Merkur steht in diesem Zeichen erhöht, denn die Mutter wird notwendigerweise von ihrem Sohn, dem Sohn des Denkens beherrscht, der auch der Sohn Gottes ist. Sie ist die Beschützerin dieses Sohnes und verantwortlich für seine Entwicklung und die Erfahrung, die er sich allmählich aneignet. Merkur, als Bote der Götter und Werkzeug der von ihnen ausgeübten Herrschaft, ist daher der Wirkungsfaktor des dritten Aspektes (der aktiven Intelligenz) von einem Blickpunkt und des zweiten Aspektes (der Liebe-Weisheit) von einem anderen aus. Man betrachtet ihn als Verkörperung dieser beiden Aspekte des mentalen Prinzips, als Ausdrucksform des konkreten und des abstrakten Denkens Gottes. Das niedere konkrete Denkvermögen wurde im ersten Sonnensystem entwickelt; das höhere abstrakte, intuitive Denken, die reine Vernunft, entfaltet sich in diesem System. Merkur ist die Synthese von Manas-Buddhi, Denken-Weisheit, die durch die menschliche Seele zum Ausdruck kommt; Merkur beherrscht die Brücke oder die Antaḥkaraṇa. In der Jungfrau erreicht er seine volle Macht, denn Jungfrau ist Intelligenz, und der verborgene Christus ist Weisheit oder reine Vernunft.
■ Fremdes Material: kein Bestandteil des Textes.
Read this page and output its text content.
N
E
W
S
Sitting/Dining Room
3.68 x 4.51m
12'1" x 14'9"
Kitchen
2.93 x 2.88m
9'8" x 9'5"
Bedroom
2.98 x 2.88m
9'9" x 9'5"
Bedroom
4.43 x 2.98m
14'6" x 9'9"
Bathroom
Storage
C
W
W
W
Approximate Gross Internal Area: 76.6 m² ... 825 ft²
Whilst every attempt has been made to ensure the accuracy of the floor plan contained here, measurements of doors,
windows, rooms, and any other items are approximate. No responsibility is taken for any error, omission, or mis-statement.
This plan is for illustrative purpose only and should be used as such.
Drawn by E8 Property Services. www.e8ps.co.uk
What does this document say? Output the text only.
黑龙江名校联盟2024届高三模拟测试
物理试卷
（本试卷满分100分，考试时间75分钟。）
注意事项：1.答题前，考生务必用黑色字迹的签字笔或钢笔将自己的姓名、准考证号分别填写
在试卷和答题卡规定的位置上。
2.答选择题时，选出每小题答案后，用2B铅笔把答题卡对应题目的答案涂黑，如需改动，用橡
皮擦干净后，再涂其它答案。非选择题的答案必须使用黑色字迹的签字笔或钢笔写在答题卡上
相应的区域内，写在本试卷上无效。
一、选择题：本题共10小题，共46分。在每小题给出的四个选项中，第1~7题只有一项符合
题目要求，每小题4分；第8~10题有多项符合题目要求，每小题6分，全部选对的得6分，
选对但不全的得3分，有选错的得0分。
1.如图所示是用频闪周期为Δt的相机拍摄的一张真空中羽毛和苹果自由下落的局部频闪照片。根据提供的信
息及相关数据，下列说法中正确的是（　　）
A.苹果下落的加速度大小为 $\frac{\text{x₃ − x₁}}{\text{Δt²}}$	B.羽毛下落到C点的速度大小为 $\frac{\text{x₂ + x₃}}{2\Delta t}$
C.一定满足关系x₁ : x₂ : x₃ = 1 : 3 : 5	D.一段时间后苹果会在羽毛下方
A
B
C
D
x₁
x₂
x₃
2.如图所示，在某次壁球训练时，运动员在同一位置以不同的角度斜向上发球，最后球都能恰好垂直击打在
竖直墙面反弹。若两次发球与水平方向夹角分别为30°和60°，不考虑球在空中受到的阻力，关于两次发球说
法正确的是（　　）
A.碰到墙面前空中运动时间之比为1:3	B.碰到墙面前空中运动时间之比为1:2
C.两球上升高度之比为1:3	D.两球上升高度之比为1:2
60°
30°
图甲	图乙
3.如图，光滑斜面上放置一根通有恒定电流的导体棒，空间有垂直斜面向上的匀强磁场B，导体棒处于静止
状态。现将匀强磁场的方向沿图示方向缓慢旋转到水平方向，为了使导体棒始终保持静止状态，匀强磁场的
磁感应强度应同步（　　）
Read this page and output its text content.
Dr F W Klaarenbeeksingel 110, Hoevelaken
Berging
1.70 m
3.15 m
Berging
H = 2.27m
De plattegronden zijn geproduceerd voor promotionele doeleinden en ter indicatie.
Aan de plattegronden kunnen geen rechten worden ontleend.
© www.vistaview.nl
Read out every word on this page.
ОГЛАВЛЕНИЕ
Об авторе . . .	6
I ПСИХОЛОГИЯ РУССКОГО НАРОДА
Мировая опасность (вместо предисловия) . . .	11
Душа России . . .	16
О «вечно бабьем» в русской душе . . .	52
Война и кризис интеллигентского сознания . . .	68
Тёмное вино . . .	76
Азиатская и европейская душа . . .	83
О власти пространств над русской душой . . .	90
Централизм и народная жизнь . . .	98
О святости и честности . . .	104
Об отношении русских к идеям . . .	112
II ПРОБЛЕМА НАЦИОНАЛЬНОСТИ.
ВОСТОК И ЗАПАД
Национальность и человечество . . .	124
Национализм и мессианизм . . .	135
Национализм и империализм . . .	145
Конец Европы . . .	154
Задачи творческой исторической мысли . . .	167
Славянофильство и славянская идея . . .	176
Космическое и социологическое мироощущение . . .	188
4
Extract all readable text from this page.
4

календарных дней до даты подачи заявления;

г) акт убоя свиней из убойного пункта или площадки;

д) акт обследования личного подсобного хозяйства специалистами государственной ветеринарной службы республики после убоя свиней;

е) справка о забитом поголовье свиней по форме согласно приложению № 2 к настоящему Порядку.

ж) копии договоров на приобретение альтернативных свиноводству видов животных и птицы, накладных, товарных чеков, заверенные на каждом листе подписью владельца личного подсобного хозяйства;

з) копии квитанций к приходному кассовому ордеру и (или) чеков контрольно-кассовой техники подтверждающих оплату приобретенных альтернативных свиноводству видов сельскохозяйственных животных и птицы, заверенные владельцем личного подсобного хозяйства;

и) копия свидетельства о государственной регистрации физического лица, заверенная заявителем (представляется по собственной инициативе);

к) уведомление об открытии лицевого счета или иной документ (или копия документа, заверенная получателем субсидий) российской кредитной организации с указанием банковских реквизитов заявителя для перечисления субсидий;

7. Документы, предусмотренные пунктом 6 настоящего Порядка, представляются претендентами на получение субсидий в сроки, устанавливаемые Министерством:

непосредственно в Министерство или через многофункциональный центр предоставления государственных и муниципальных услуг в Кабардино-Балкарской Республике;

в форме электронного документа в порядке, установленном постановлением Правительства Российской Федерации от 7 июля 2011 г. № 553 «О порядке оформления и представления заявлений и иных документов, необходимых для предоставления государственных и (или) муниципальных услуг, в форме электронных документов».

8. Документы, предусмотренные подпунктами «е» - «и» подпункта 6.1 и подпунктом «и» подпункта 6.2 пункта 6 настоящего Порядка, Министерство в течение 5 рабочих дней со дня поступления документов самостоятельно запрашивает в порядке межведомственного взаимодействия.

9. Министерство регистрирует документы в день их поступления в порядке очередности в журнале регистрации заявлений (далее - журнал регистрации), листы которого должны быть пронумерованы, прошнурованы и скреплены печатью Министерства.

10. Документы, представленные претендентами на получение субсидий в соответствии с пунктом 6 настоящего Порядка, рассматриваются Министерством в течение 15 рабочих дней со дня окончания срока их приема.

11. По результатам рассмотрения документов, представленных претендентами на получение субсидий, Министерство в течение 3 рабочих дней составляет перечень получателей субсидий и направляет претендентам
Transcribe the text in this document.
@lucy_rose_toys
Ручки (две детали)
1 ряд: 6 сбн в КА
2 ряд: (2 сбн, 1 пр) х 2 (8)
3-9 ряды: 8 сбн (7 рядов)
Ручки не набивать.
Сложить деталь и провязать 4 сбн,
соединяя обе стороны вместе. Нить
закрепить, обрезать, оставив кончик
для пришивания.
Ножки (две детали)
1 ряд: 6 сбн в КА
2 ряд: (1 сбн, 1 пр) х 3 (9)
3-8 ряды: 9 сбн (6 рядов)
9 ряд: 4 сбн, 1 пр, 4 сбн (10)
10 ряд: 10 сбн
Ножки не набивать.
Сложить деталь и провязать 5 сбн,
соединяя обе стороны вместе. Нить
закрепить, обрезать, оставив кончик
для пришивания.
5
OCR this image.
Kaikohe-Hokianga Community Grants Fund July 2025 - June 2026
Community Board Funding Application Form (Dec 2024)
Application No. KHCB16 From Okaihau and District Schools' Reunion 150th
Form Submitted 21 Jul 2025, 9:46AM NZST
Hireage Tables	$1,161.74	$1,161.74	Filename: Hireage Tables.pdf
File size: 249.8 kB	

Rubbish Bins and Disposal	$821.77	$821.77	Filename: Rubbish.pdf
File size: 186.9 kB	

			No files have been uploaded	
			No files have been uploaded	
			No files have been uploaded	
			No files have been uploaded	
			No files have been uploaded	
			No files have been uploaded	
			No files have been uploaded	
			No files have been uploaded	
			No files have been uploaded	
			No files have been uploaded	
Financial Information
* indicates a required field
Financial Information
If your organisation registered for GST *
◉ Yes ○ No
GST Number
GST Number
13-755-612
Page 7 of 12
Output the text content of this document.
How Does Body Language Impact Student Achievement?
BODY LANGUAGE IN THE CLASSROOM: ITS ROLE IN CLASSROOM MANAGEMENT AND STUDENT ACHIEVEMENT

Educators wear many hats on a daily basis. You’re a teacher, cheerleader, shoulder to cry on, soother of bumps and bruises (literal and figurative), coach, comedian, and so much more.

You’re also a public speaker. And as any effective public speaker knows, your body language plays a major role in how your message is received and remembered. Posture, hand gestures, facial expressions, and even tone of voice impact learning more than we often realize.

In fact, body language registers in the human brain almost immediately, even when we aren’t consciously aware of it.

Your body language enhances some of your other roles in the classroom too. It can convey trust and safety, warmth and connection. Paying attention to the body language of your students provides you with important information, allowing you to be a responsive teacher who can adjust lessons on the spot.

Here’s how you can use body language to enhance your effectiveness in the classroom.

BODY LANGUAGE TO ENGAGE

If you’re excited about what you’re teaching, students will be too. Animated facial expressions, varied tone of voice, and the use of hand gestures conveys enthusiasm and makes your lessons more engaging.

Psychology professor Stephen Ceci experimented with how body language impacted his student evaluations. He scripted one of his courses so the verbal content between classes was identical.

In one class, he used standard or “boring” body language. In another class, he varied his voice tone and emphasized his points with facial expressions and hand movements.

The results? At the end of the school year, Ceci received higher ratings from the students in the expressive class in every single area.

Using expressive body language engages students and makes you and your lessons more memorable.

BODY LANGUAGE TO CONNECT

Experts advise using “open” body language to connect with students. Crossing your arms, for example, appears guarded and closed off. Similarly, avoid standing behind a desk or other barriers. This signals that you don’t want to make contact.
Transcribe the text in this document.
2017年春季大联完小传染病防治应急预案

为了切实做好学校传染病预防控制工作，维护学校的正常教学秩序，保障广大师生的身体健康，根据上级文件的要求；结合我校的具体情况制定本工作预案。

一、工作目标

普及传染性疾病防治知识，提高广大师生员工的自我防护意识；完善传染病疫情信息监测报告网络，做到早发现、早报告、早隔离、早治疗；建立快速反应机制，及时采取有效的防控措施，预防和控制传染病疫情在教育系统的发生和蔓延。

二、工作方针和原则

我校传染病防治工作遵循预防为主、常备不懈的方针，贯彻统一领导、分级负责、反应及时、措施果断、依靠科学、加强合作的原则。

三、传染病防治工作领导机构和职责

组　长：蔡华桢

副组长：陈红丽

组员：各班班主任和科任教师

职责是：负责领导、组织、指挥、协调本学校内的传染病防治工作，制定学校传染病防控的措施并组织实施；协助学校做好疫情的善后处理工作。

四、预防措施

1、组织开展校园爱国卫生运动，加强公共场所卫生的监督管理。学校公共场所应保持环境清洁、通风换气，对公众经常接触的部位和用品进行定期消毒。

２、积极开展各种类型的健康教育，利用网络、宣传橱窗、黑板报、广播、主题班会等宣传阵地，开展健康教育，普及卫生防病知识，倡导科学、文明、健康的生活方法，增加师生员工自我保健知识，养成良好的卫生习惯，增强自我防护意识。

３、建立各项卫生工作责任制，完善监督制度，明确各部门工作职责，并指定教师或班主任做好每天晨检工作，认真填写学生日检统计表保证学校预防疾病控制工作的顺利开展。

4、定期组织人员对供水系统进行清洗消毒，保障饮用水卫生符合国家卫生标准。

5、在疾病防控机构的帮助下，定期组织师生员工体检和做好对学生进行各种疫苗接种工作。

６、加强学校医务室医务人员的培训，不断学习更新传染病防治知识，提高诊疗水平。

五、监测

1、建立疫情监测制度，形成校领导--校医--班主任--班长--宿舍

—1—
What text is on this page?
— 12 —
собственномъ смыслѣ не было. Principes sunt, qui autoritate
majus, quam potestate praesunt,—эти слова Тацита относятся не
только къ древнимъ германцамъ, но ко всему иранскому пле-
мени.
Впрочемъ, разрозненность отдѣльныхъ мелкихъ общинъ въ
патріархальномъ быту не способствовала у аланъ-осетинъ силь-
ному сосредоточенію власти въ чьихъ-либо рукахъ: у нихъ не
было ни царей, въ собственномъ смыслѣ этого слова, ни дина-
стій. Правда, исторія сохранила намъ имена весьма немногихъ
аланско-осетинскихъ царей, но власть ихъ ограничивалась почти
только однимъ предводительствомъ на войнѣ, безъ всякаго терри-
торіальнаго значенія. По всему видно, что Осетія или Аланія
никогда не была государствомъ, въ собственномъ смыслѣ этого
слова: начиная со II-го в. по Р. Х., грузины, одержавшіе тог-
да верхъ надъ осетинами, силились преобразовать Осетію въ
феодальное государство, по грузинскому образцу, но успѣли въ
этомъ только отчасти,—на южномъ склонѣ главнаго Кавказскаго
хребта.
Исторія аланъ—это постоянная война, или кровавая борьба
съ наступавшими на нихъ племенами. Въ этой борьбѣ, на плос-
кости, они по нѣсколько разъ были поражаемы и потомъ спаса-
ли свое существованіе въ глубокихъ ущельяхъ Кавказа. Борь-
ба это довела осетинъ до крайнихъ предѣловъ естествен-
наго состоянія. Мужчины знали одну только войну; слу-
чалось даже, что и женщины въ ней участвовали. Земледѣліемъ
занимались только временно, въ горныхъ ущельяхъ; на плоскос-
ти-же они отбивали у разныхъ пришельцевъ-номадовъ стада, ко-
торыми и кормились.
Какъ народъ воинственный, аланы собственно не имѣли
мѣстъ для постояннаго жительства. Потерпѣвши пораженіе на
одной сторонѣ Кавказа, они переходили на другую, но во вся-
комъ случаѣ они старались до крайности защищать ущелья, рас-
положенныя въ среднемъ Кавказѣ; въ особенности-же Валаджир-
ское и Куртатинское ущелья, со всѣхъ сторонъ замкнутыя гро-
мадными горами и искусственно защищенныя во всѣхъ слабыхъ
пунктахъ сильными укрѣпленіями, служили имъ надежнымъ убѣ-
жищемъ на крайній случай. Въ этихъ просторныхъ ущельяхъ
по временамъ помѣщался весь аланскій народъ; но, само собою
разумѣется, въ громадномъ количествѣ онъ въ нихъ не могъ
Venus, die reine Liebe-Weisheit, fällt in diesem Zeichen in die Zeugung und steigt okkult «zur Erde herab»; sie repräsentiert sowohl die Gabe des Denkens und der Göttlichkeit, die sich im Sohn des Denkens verkörpert als auch den Abstieg des Christusprinzips in die Zeugung oder in die Materie. Jungfrau und Venus sind zusammen zwei Aspekte der Intelligenz. Das Symbol für den Abstieg des Geistes in den Leib der jungfräulichen Mutter ist uns erhalten in der astrologischen Tatsache, dass Venus in diesem Zeichen fällt; esoterisch verschwindet sie aus dem Gesichtskreis und geht in die Dunkelheit. Neptun, die Ausdrucksform des sechsten Strahls Idealistischer Devotion, wird in diesem Zeichen naturgemäß kraftlos und zugleich wird «seine Macht verringert», denn der Antrieb und Drang der Devotion und des Verlangens weichen in diesem mächtigen Zeichen den natürlichen Vorgängen der Formerschaffung und der stillen Tätigkeit, die im Mutterleib der Zeit und des Raumes vor sich geht.
Alice Bailey: Esoterische Astrologie


Die sechste Aufgabe des Herakles

Herakles & Gürtel der Hippolyte

Im Herakles-Mythos soll Herakles als sechste Aufgabe den Gürtel der Amazonenkönigin Hippolyte rauben, den kostbaren Gürtel ihres Vaters Ares. Als Herakles bei den Amazonen landete, hießen sie ihn herzlich willkommen und Hippolyte kam zum Schiff, um ihn zu begrüßen. Als sie von seiner Aufgabe hörte, versprach sie, ihm den Gürtel freiwillig zu überlassen. Aber Hera war mit dieser freiwilligen Übergabe nicht einverstanden. Um Herakles zu stoppen, mischte sie sich als Amazone verkleidet unter das Volk und verbreitete die Nachricht, er wolle Hippolyte entführen. Das wiegelte die Amazonen auf und sie griffen die Schiffe des Herakles an, um ihre Königin zu retten. Herakles ahnt nichts von Heras Intrige und tötete Hippolyte und viele ihrer besten Kriegerinnen. Neben den Sterbenden wird ihm angesichts der sterbenden Hippolyte sein schreckliches Versagen bewusst und er macht sich voller Reue auf den Heimweg.

Herakles rettet Hesione

Unterwegs sieht er ein riesiges Meeresungeheuer und hört die Hilferufe von Hesione, Tochter des Laomedon, die eben diesem Ungeheuer auf Anraten des Orakels geopfert werden sollte. Ohne zu zögern, stürzt sich Herakles ins Meer. Als er das Ungeheuer erreicht, ist Hesione bereits verschlungen. Herakles dringt durch den weit geöffneten Schlund in den Bauch des Ungeheuers ein. Dort findet er Hesione. Er nimmt sie mit seiner linken Hand und hält sie fest, während er sich mit dem Schwert in der rechten den Weg nach außen freikämpft.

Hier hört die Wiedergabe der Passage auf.